For instance, in advanced Parkinson's cases, all models correctly identified the condition and recommended DBS. However, in refractory epilepsy cases, AtlasGPT and ChatGPT-4.0 went beyond standard recommendations, suggesting alternatives such as RNS and LITT, while Perplexity remained more conservative. This indicates that certain AI models have the capability to not only replicate existing diagnoses but also expand therapeutic options with more personalized and potentially more effective approaches [6,7,8].
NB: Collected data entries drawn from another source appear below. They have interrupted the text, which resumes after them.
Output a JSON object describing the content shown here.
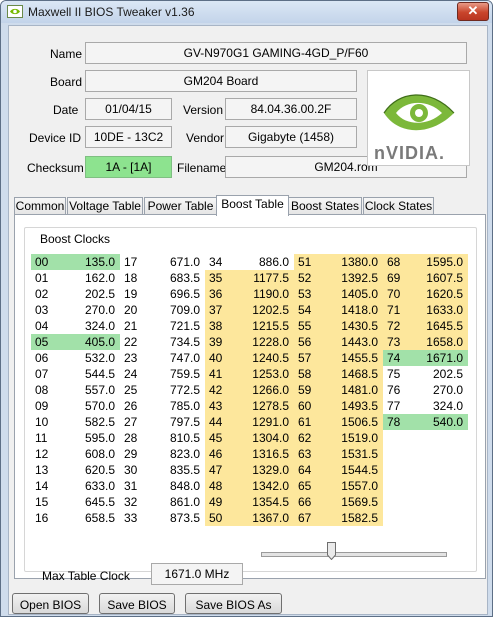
{
  "window": {
    "title": "Maxwell II BIOS Tweaker v1.36",
    "close_label": "✕"
  },
  "info": {
    "name_label": "Name",
    "name_value": "GV-N970G1 GAMING-4GD_P/F60",
    "board_label": "Board",
    "board_value": "GM204 Board",
    "date_label": "Date",
    "date_value": "01/04/15",
    "version_label": "Version",
    "version_value": "84.04.36.00.2F",
    "device_label": "Device ID",
    "device_value": "10DE - 13C2",
    "vendor_label": "Vendor",
    "vendor_value": "Gigabyte (1458)",
    "checksum_label": "Checksum",
    "checksum_value": "1A - [1A]",
    "filename_label": "Filename",
    "filename_value": "GM204.rom"
  },
  "logo": {
    "icon": "nvidia-eye-icon",
    "text": "nVIDIA."
  },
  "tabs": [
    "Common",
    "Voltage Table",
    "Power Table",
    "Boost Table",
    "Boost States",
    "Clock States"
  ],
  "active_tab": "Boost Table",
  "boost": {
    "group_title": "Boost Clocks",
    "colors": {
      "green": "#a2e1a9",
      "yellow": "#fde79c"
    },
    "rows": [
      [
        [
          "00",
          "135.0",
          "g"
        ],
        [
          "17",
          "671.0",
          ""
        ],
        [
          "34",
          "886.0",
          ""
        ],
        [
          "51",
          "1380.0",
          "y"
        ],
        [
          "68",
          "1595.0",
          "y"
        ]
      ],
      [
        [
          "01",
          "162.0",
          ""
        ],
        [
          "18",
          "683.5",
          ""
        ],
        [
          "35",
          "1177.5",
          "y"
        ],
        [
          "52",
          "1392.5",
          "y"
        ],
        [
          "69",
          "1607.5",
          "y"
        ]
      ],
      [
        [
          "02",
          "202.5",
          ""
        ],
        [
          "19",
          "696.5",
          ""
        ],
        [
          "36",
          "1190.0",
          "y"
        ],
        [
          "53",
          "1405.0",
          "y"
        ],
        [
          "70",
          "1620.5",
          "y"
        ]
      ],
      [
        [
          "03",
          "270.0",
          ""
        ],
        [
          "20",
          "709.0",
          ""
        ],
        [
          "37",
          "1202.5",
          "y"
        ],
        [
          "54",
          "1418.0",
          "y"
        ],
        [
          "71",
          "1633.0",
          "y"
        ]
      ],
      [
        [
          "04",
          "324.0",
          ""
        ],
        [
          "21",
          "721.5",
          ""
        ],
        [
          "38",
          "1215.5",
          "y"
        ],
        [
          "55",
          "1430.5",
          "y"
        ],
        [
          "72",
          "1645.5",
          "y"
        ]
      ],
      [
        [
          "05",
          "405.0",
          "g"
        ],
        [
          "22",
          "734.5",
          ""
        ],
        [
          "39",
          "1228.0",
          "y"
        ],
        [
          "56",
          "1443.0",
          "y"
        ],
        [
          "73",
          "1658.0",
          "y"
        ]
      ],
      [
        [
          "06",
          "532.0",
          ""
        ],
        [
          "23",
          "747.0",
          ""
        ],
        [
          "40",
          "1240.5",
          "y"
        ],
        [
          "57",
          "1455.5",
          "y"
        ],
        [
          "74",
          "1671.0",
          "g"
        ]
      ],
      [
        [
          "07",
          "544.5",
          ""
        ],
        [
          "24",
          "759.5",
          ""
        ],
        [
          "41",
          "1253.0",
          "y"
        ],
        [
          "58",
          "1468.5",
          "y"
        ],
        [
          "75",
          "202.5",
          ""
        ]
      ],
      [
        [
          "08",
          "557.0",
          ""
        ],
        [
          "25",
          "772.5",
          ""
        ],
        [
          "42",
          "1266.0",
          "y"
        ],
        [
          "59",
          "1481.0",
          "y"
        ],
        [
          "76",
          "270.0",
          ""
        ]
      ],
      [
        [
          "09",
          "570.0",
          ""
        ],
        [
          "26",
          "785.0",
          ""
        ],
        [
          "43",
          "1278.5",
          "y"
        ],
        [
          "60",
          "1493.5",
          "y"
        ],
        [
          "77",
          "324.0",
          ""
        ]
      ],
      [
        [
          "10",
          "582.5",
          ""
        ],
        [
          "27",
          "797.5",
          ""
        ],
        [
          "44",
          "1291.0",
          "y"
        ],
        [
          "61",
          "1506.5",
          "y"
        ],
        [
          "78",
          "540.0",
          "g"
        ]
      ],
      [
        [
          "11",
          "595.0",
          ""
        ],
        [
          "28",
          "810.5",
          ""
        ],
        [
          "45",
          "1304.0",
          "y"
        ],
        [
          "62",
          "1519.0",
          "y"
        ],
        null
      ],
      [
        [
          "12",
          "608.0",
          ""
        ],
        [
          "29",
          "823.0",
          ""
        ],
        [
          "46",
          "1316.5",
          "y"
        ],
        [
          "63",
          "1531.5",
          "y"
        ],
        null
      ],
      [
        [
          "13",
          "620.5",
          ""
        ],
        [
          "30",
          "835.5",
          ""
        ],
        [
          "47",
          "1329.0",
          "y"
        ],
        [
          "64",
          "1544.5",
          "y"
        ],
        null
      ],
      [
        [
          "14",
          "633.0",
          ""
        ],
        [
          "31",
          "848.0",
          ""
        ],
        [
          "48",
          "1342.0",
          "y"
        ],
        [
          "65",
          "1557.0",
          "y"
        ],
        null
      ],
      [
        [
          "15",
          "645.5",
          ""
        ],
        [
          "32",
          "861.0",
          ""
        ],
        [
          "49",
          "1354.5",
          "y"
        ],
        [
          "66",
          "1569.5",
          "y"
        ],
        null
      ],
      [
        [
          "16",
          "658.5",
          ""
        ],
        [
          "33",
          "873.5",
          ""
        ],
        [
          "50",
          "1367.0",
          "y"
        ],
        [
          "67",
          "1582.5",
          "y"
        ],
        null
      ]
    ],
    "max_label": "Max Table Clock",
    "max_value": "1671.0 MHz"
  },
  "buttons": {
    "open": "Open BIOS",
    "save": "Save BIOS",
    "save_as": "Save BIOS As"
  }
}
Statistical analysis, including ANOVA and post-hoc tests, revealed statistically significant differences in the models' performance. AtlasGPT, in particular, frequently outperformed other models in terms of diagnostic accuracy and the quality of treatment recommendations. The variability in performance among the models suggests that while some AI models are more consistent and reliable in their recommendations, others may require further refinement. Advances in learning algorithms and the diversity of training data are critical factors for the success of AIs in clinical practice [7].
In addition to technical considerations, the use of AI in medicine raises important ethical issues. Patient data privacy is a central concern, especially given the need for large volumes of data to train AI models. Algorithm transparency is essential to ensure the trust of healthcare professionals and patients, allowing decisions to be auditable and verifiable. In many cases, machine learning models have outperformed clinical experts in predictive accuracy, demonstrating the potential of AIs to overcome human limitations in certain tasks. However, the possibility of "artificial hallucinations" - situations where AI models generate incorrect or fabricated information - underscores the need for continuous human oversight to prevent significant errors [8].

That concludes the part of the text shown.